While Updike has continued to publish at the rate of about a book a year, critical opinion on his work since the early nineties has been generally muted, often damning. His novelistic scope in recent years has nevertheless been wide: retellings of mythical stories (Tristan and Isolde in Brazil, 1994; the Hamlet prequel of Gertrude and Claudius, 2000), generational saga (In The Beauty of the Lilies, 1996) science fiction (Toward the End of Time, 1997). In Seek My Face (2002) he explored the post-war art scene; in his latest novel Villages (2004), Updike returns to the familiar territory of infidelities in New England.

A large anthology of short stories from his formative career, titled The Early Stories 1953–1975 (2003) won the 2004 PEN/Faulkner Award for Fiction.
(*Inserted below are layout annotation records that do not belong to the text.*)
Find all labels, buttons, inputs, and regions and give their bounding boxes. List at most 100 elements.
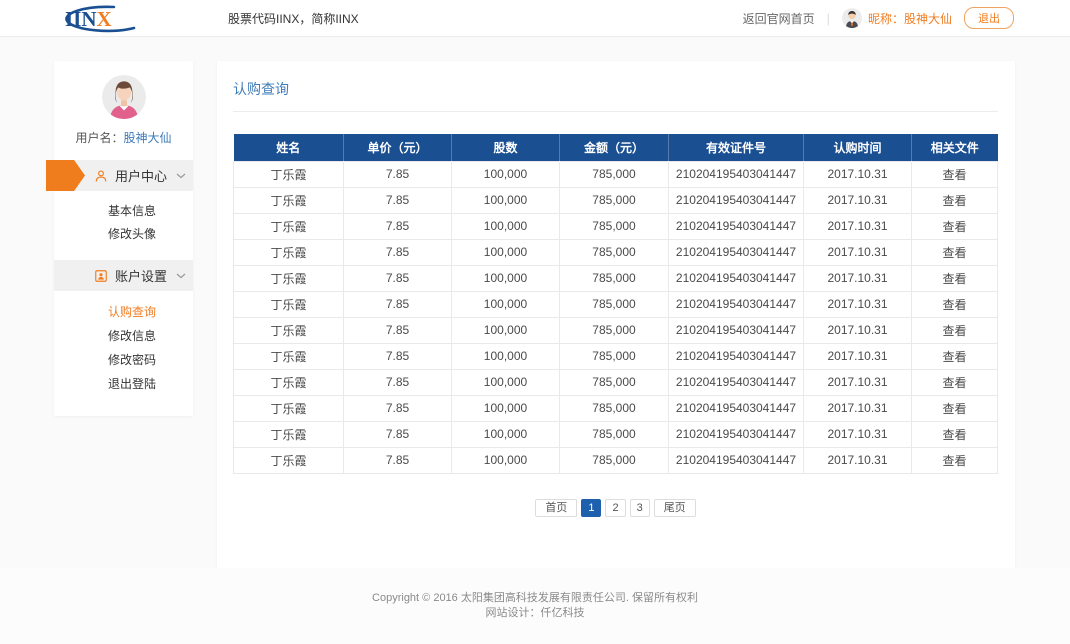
shares-cell: 100,000 — [452, 395, 560, 421]
sidebar-item-change-password[interactable]: 修改密码 — [54, 348, 193, 372]
view-link[interactable]: 查看 — [942, 194, 966, 208]
sidebar-item-change-info[interactable]: 修改信息 — [54, 324, 193, 348]
shares-cell: 100,000 — [452, 369, 560, 395]
amount-cell: 785,000 — [560, 421, 669, 447]
table-header-cell: 相关文件 — [912, 134, 998, 161]
amount-cell: 785,000 — [560, 447, 669, 473]
shares-cell: 100,000 — [452, 213, 560, 239]
shares-cell: 100,000 — [452, 317, 560, 343]
shares-cell: 100,000 — [452, 421, 560, 447]
amount-cell: 785,000 — [560, 187, 669, 213]
amount-cell: 785,000 — [560, 369, 669, 395]
file-cell: 查看 — [912, 447, 998, 473]
logo-text-blue: IIN — [65, 7, 97, 31]
shares-cell: 100,000 — [452, 447, 560, 473]
table-row: 丁乐霞7.85100,000785,0002102041954030414472… — [234, 239, 998, 265]
first-page-button[interactable]: 首页 — [535, 499, 577, 517]
table-header-cell: 姓名 — [234, 134, 344, 161]
name-cell: 丁乐霞 — [234, 265, 344, 291]
id-number-cell: 210204195403041447 — [669, 161, 804, 187]
unit-price-cell: 7.85 — [344, 369, 452, 395]
sidebar-item-change-avatar[interactable]: 修改头像 — [54, 223, 193, 246]
stock-code-subtitle: 股票代码IINX，简称IINX — [228, 10, 359, 27]
sidebar-menu: 用户中心 基本信息 修改头像 账户设置 — [54, 160, 193, 400]
view-link[interactable]: 查看 — [942, 402, 966, 416]
username: 用户名：股神大仙 — [54, 129, 193, 146]
file-cell: 查看 — [912, 369, 998, 395]
view-link[interactable]: 查看 — [942, 298, 966, 312]
sidebar-group-account-settings[interactable]: 账户设置 — [54, 260, 193, 291]
account-badge-icon — [94, 269, 108, 283]
id-number-cell: 210204195403041447 — [669, 447, 804, 473]
table-body: 丁乐霞7.85100,000785,0002102041954030414472… — [234, 161, 998, 473]
topbar-right: 返回官网首页 | 昵称：股神大仙 退出 — [743, 7, 1014, 29]
table-header-cell: 有效证件号 — [669, 134, 804, 161]
name-cell: 丁乐霞 — [234, 343, 344, 369]
view-link[interactable]: 查看 — [942, 376, 966, 390]
file-cell: 查看 — [912, 265, 998, 291]
logo[interactable]: IINX — [48, 3, 144, 33]
view-link[interactable]: 查看 — [942, 168, 966, 182]
subscribe-time-cell: 2017.10.31 — [804, 161, 912, 187]
subscribe-time-cell: 2017.10.31 — [804, 187, 912, 213]
subscribe-time-cell: 2017.10.31 — [804, 291, 912, 317]
account-settings-submenu: 认购查询 修改信息 修改密码 退出登陆 — [54, 291, 193, 400]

He wrote that his intention with the form was to "give the mundane its beautiful due."

Updike is a well-known and practicing critic (Assorted Prose 1965, Picked-Up Pieces 1975, Hugging the Shore 1983, Odd Jobs 1991, More Matter 1999), and is often in the center of critical wars of words. Tom Wolfe called him one of "my three stooges" (the other two were John Irving and Norman Mailer). Updike has also been involved in critical duels with Gore Vidal, another author notorious for his criticisms.

He currently lives in Massachusetts. His next book will be a collection of essays on art, Still Looking (Knopf, 2005).